MICHIGAN MEDICAL MARIHUANA ACT (EXCERPT) Initiated Law 1 of 2008
333.26427 Scope of act; limitations.
7. Scope of Act.
Sec. 7. (a) The medical use of marihuana is allowed under state law to the extent that it is carried out in accordance with the provisions of this act.
(b) This act shall not permit any person to do any of the following:
(1) Undertake any task under the influence of marihuana, when doing so would constitute negligence or professional malpractice.

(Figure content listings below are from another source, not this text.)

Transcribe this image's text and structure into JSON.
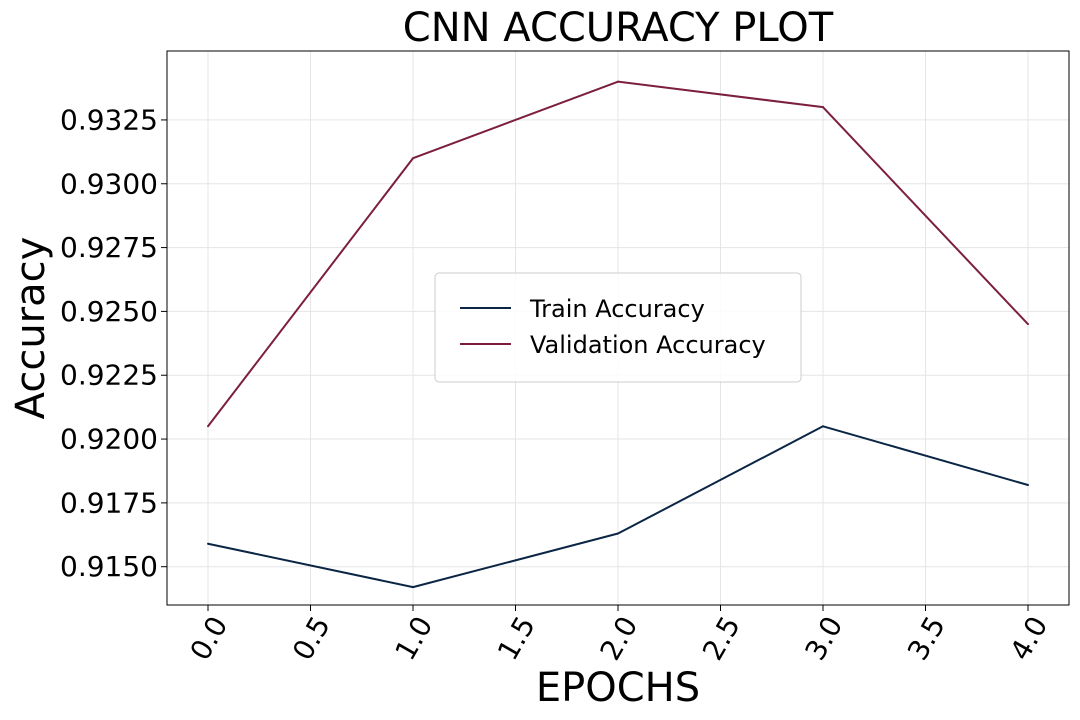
{
  "chart_data": {
    "type": "line",
    "title": "CNN ACCURACY PLOT",
    "xlabel": "EPOCHS",
    "ylabel": "Accuracy",
    "x": [
      0,
      1,
      2,
      3,
      4
    ],
    "xlim": [
      -0.2,
      4.2
    ],
    "ylim": [
      0.9135,
      0.9352
    ],
    "xticks": [
      0.0,
      0.5,
      1.0,
      1.5,
      2.0,
      2.5,
      3.0,
      3.5,
      4.0
    ],
    "xtick_labels": [
      "0.0",
      "0.5",
      "1.0",
      "1.5",
      "2.0",
      "2.5",
      "3.0",
      "3.5",
      "4.0"
    ],
    "yticks": [
      0.915,
      0.9175,
      0.92,
      0.9225,
      0.925,
      0.9275,
      0.93,
      0.9325
    ],
    "ytick_labels": [
      "0.9150",
      "0.9175",
      "0.9200",
      "0.9225",
      "0.9250",
      "0.9275",
      "0.9300",
      "0.9325"
    ],
    "grid": true,
    "legend_position": "center",
    "series": [
      {
        "name": "Train Accuracy",
        "color": "#0b2545",
        "values": [
          0.9159,
          0.9142,
          0.9163,
          0.9205,
          0.9182
        ]
      },
      {
        "name": "Validation Accuracy",
        "color": "#7b1e3f",
        "values": [
          0.9205,
          0.931,
          0.934,
          0.933,
          0.9245
        ]
      }
    ]
  }
}
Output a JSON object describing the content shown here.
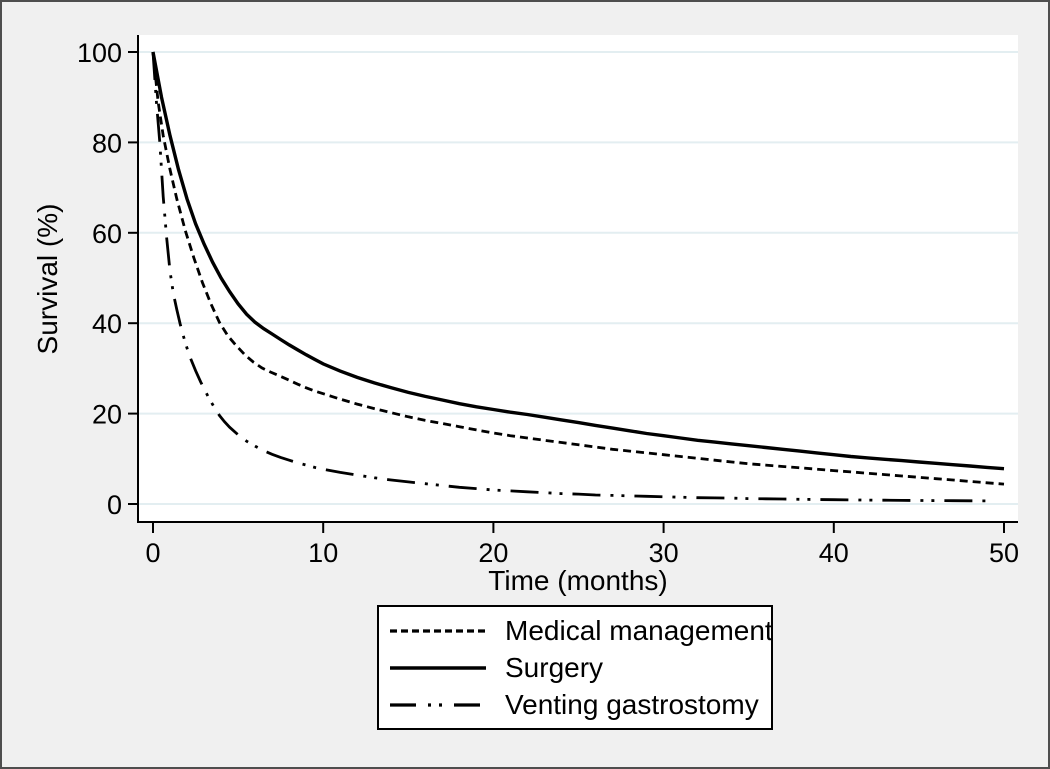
{
  "style": {
    "background_color": "#f0f0f0",
    "plot_background": "#ffffff",
    "gridline_color": "#e3eef1",
    "axis_color": "#000000",
    "line_color": "#000000",
    "border_color": "#4e4e4e",
    "legend_background": "#ffffff",
    "legend_border": "#000000"
  },
  "chart_data": {
    "type": "line",
    "xlabel": "Time (months)",
    "ylabel": "Survival (%)",
    "xlim": [
      0,
      50
    ],
    "ylim": [
      0,
      100
    ],
    "x_ticks": [
      0,
      10,
      20,
      30,
      40,
      50
    ],
    "y_ticks": [
      0,
      20,
      40,
      60,
      80,
      100
    ],
    "grid": "horizontal",
    "legend_position": "below-outside",
    "series": [
      {
        "name": "Medical management",
        "line_style": "dashed",
        "points": [
          [
            0,
            100
          ],
          [
            0.3,
            89
          ],
          [
            0.6,
            81.5
          ],
          [
            1,
            74
          ],
          [
            1.4,
            67.5
          ],
          [
            1.9,
            60.5
          ],
          [
            2.4,
            54.5
          ],
          [
            2.9,
            49
          ],
          [
            3.4,
            44.3
          ],
          [
            3.9,
            40.2
          ],
          [
            4.4,
            37.2
          ],
          [
            4.9,
            35
          ],
          [
            5.4,
            33
          ],
          [
            5.9,
            31.4
          ],
          [
            6.4,
            30.1
          ],
          [
            6.9,
            29.2
          ],
          [
            7.4,
            28.4
          ],
          [
            8,
            27.4
          ],
          [
            8.5,
            26.5
          ],
          [
            9,
            25.7
          ],
          [
            9.5,
            25
          ],
          [
            10,
            24.4
          ],
          [
            10.5,
            23.8
          ],
          [
            11,
            23.2
          ],
          [
            12,
            22.1
          ],
          [
            13,
            21.1
          ],
          [
            14,
            20.2
          ],
          [
            15,
            19.3
          ],
          [
            16,
            18.5
          ],
          [
            17,
            17.8
          ],
          [
            18,
            17.1
          ],
          [
            19,
            16.4
          ],
          [
            20,
            15.7
          ],
          [
            21,
            15.1
          ],
          [
            22,
            14.6
          ],
          [
            23,
            14.1
          ],
          [
            24,
            13.6
          ],
          [
            25,
            13.1
          ],
          [
            26,
            12.6
          ],
          [
            27,
            12.1
          ],
          [
            28,
            11.7
          ],
          [
            29,
            11.3
          ],
          [
            30,
            10.9
          ],
          [
            31,
            10.5
          ],
          [
            32,
            10.1
          ],
          [
            33,
            9.7
          ],
          [
            34,
            9.3
          ],
          [
            35,
            8.9
          ],
          [
            36,
            8.6
          ],
          [
            37,
            8.3
          ],
          [
            38,
            8.0
          ],
          [
            39,
            7.7
          ],
          [
            40,
            7.4
          ],
          [
            41,
            7.1
          ],
          [
            42,
            6.8
          ],
          [
            43,
            6.5
          ],
          [
            44,
            6.2
          ],
          [
            45,
            5.9
          ],
          [
            46,
            5.6
          ],
          [
            47,
            5.3
          ],
          [
            48,
            5.0
          ],
          [
            49,
            4.7
          ],
          [
            50,
            4.4
          ]
        ]
      },
      {
        "name": "Surgery",
        "line_style": "solid",
        "points": [
          [
            0,
            100
          ],
          [
            0.5,
            90
          ],
          [
            1,
            81.5
          ],
          [
            1.5,
            74
          ],
          [
            2,
            67.5
          ],
          [
            2.5,
            62
          ],
          [
            3,
            57.5
          ],
          [
            3.5,
            53.5
          ],
          [
            4,
            50
          ],
          [
            4.5,
            47
          ],
          [
            5,
            44.3
          ],
          [
            5.5,
            42
          ],
          [
            6,
            40.2
          ],
          [
            6.5,
            38.8
          ],
          [
            7,
            37.6
          ],
          [
            7.5,
            36.4
          ],
          [
            8,
            35.2
          ],
          [
            8.5,
            34.1
          ],
          [
            9,
            33
          ],
          [
            9.5,
            32
          ],
          [
            10,
            31
          ],
          [
            11,
            29.4
          ],
          [
            12,
            28
          ],
          [
            13,
            26.8
          ],
          [
            14,
            25.7
          ],
          [
            15,
            24.7
          ],
          [
            16,
            23.8
          ],
          [
            17,
            23
          ],
          [
            18,
            22.2
          ],
          [
            19,
            21.5
          ],
          [
            20,
            20.9
          ],
          [
            21,
            20.3
          ],
          [
            22,
            19.8
          ],
          [
            23,
            19.2
          ],
          [
            24,
            18.6
          ],
          [
            25,
            18
          ],
          [
            26,
            17.4
          ],
          [
            27,
            16.8
          ],
          [
            28,
            16.2
          ],
          [
            29,
            15.6
          ],
          [
            30,
            15.1
          ],
          [
            31,
            14.6
          ],
          [
            32,
            14.1
          ],
          [
            33,
            13.7
          ],
          [
            34,
            13.3
          ],
          [
            35,
            12.9
          ],
          [
            36,
            12.5
          ],
          [
            37,
            12.1
          ],
          [
            38,
            11.7
          ],
          [
            39,
            11.3
          ],
          [
            40,
            10.9
          ],
          [
            41,
            10.5
          ],
          [
            42,
            10.2
          ],
          [
            43,
            9.9
          ],
          [
            44,
            9.6
          ],
          [
            45,
            9.3
          ],
          [
            46,
            9.0
          ],
          [
            47,
            8.7
          ],
          [
            48,
            8.4
          ],
          [
            49,
            8.1
          ],
          [
            50,
            7.8
          ]
        ]
      },
      {
        "name": "Venting gastrostomy",
        "line_style": "long-dash-dot-dot",
        "points": [
          [
            0,
            100
          ],
          [
            0.2,
            89
          ],
          [
            0.4,
            80
          ],
          [
            0.6,
            68
          ],
          [
            0.8,
            59
          ],
          [
            1,
            51.5
          ],
          [
            1.2,
            46.5
          ],
          [
            1.4,
            43
          ],
          [
            1.6,
            39.8
          ],
          [
            1.8,
            37
          ],
          [
            2,
            34.5
          ],
          [
            2.2,
            32.3
          ],
          [
            2.5,
            29.5
          ],
          [
            2.8,
            27
          ],
          [
            3,
            25.5
          ],
          [
            3.3,
            23.3
          ],
          [
            3.6,
            21.4
          ],
          [
            3.9,
            19.6
          ],
          [
            4.2,
            18.2
          ],
          [
            4.5,
            17
          ],
          [
            5,
            15.3
          ],
          [
            5.5,
            13.9
          ],
          [
            6,
            12.8
          ],
          [
            6.5,
            11.8
          ],
          [
            7,
            11
          ],
          [
            7.5,
            10.3
          ],
          [
            8,
            9.7
          ],
          [
            8.5,
            9.1
          ],
          [
            9,
            8.6
          ],
          [
            9.5,
            8.1
          ],
          [
            10,
            7.7
          ],
          [
            11,
            7.0
          ],
          [
            12,
            6.4
          ],
          [
            13,
            5.8
          ],
          [
            14,
            5.3
          ],
          [
            15,
            4.9
          ],
          [
            16,
            4.5
          ],
          [
            17,
            4.1
          ],
          [
            18,
            3.7
          ],
          [
            19,
            3.4
          ],
          [
            20,
            3.1
          ],
          [
            21,
            2.9
          ],
          [
            22,
            2.7
          ],
          [
            23,
            2.5
          ],
          [
            24,
            2.3
          ],
          [
            25,
            2.2
          ],
          [
            26,
            2.0
          ],
          [
            27,
            1.9
          ],
          [
            28,
            1.8
          ],
          [
            29,
            1.7
          ],
          [
            30,
            1.6
          ],
          [
            31,
            1.5
          ],
          [
            32,
            1.4
          ],
          [
            33,
            1.35
          ],
          [
            34,
            1.3
          ],
          [
            35,
            1.2
          ],
          [
            36,
            1.15
          ],
          [
            37,
            1.1
          ],
          [
            38,
            1.05
          ],
          [
            39,
            1.0
          ],
          [
            40,
            0.95
          ],
          [
            41,
            0.9
          ],
          [
            42,
            0.87
          ],
          [
            43,
            0.84
          ],
          [
            44,
            0.8
          ],
          [
            45,
            0.78
          ],
          [
            46,
            0.75
          ],
          [
            47,
            0.72
          ],
          [
            48,
            0.7
          ],
          [
            49,
            0.68
          ]
        ]
      }
    ]
  },
  "legend": {
    "items": [
      {
        "label": "Medical management"
      },
      {
        "label": "Surgery"
      },
      {
        "label": "Venting gastrostomy"
      }
    ]
  }
}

(2) Possess marihuana, or otherwise engage in the medical use of marihuana: (A) in a school bus; (B) on the grounds of any preschool or primary or secondary school; or (C) in any correctional facility.

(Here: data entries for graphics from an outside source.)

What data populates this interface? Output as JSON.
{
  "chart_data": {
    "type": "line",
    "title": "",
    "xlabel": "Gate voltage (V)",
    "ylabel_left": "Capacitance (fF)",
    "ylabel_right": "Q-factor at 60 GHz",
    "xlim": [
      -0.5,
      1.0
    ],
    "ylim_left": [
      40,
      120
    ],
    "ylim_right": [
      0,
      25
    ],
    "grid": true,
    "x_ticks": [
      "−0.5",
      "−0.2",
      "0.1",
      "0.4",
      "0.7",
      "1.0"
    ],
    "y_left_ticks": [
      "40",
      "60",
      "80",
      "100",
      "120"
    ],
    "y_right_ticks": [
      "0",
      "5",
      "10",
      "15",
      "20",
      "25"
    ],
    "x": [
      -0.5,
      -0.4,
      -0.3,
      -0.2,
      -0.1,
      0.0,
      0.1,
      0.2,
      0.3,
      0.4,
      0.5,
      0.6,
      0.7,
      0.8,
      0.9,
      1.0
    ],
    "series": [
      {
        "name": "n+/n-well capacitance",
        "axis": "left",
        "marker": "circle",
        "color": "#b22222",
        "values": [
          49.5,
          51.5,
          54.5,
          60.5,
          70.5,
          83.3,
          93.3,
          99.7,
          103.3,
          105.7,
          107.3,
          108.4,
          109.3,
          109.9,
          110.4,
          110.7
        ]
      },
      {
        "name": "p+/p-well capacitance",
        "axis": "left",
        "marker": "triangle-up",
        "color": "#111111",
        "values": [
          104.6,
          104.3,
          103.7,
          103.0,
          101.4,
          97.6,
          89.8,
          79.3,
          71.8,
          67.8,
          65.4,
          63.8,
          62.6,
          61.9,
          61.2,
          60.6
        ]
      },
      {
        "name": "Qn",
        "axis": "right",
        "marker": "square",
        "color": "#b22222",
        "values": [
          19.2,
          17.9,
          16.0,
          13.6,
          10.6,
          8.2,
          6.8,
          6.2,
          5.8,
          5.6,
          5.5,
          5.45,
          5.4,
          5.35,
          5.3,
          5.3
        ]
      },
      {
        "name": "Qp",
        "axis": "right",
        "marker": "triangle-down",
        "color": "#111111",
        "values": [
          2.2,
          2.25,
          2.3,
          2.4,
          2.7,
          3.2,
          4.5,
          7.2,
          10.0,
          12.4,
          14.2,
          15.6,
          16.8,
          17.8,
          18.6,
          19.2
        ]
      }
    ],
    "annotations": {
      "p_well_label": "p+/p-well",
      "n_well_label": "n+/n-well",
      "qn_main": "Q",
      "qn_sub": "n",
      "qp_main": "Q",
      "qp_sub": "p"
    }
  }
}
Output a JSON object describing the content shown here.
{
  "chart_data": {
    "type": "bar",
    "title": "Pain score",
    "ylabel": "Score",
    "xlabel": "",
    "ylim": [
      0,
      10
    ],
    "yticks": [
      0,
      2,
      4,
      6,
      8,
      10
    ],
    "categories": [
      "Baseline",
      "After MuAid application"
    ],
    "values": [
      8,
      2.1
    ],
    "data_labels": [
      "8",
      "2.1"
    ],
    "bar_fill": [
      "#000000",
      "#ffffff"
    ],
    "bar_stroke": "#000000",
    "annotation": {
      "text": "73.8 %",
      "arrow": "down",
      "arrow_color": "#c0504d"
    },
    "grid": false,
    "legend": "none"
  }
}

(3) Smoke marihuana: (A) on any form of public transportation; or (B) in any public place. (4) Operate, navigate, or be in actual physical control of any motor vehicle, aircraft, or motorboat while
under the influence of marihuana. (5) Use marihuana if that person does not have a serious or debilitating medical condition. (c) Nothing in this act shall be construed to require: (1) A government medical assistance program or commercial or non-profit health insurer to reimburse a
person for costs associated with the medical use of marihuana. (2) An employer to accommodate the ingestion of marihuana in any workplace or any employee working
while under the influence of marihuana. (d) Fraudulent representation to a law enforcement official of any fact or circumstance relating to the
medical use of marihuana to avoid arrest or prosecution shall be punishable by a fine of $500.00, which shall be in addition to any other penalties that may apply for making a false statement or for the use of marihuana other than use undertaken pursuant to this act.
(e) All other acts and parts of acts inconsistent with this act do not apply to the medical use of marihuana as provided for by this act.
History: 2008, Initiated Law 1, Eff. Dec. 4, 2008.
Compiler’s note: MCL 333.26430 of Initiated Law 1 of 2008 provides: 10. Severability. Sec. 10. Any section of this act being held invalid as to any person or circumstances shall not affect the application of any other
section of this act that can be given full effect without the invalid section or application.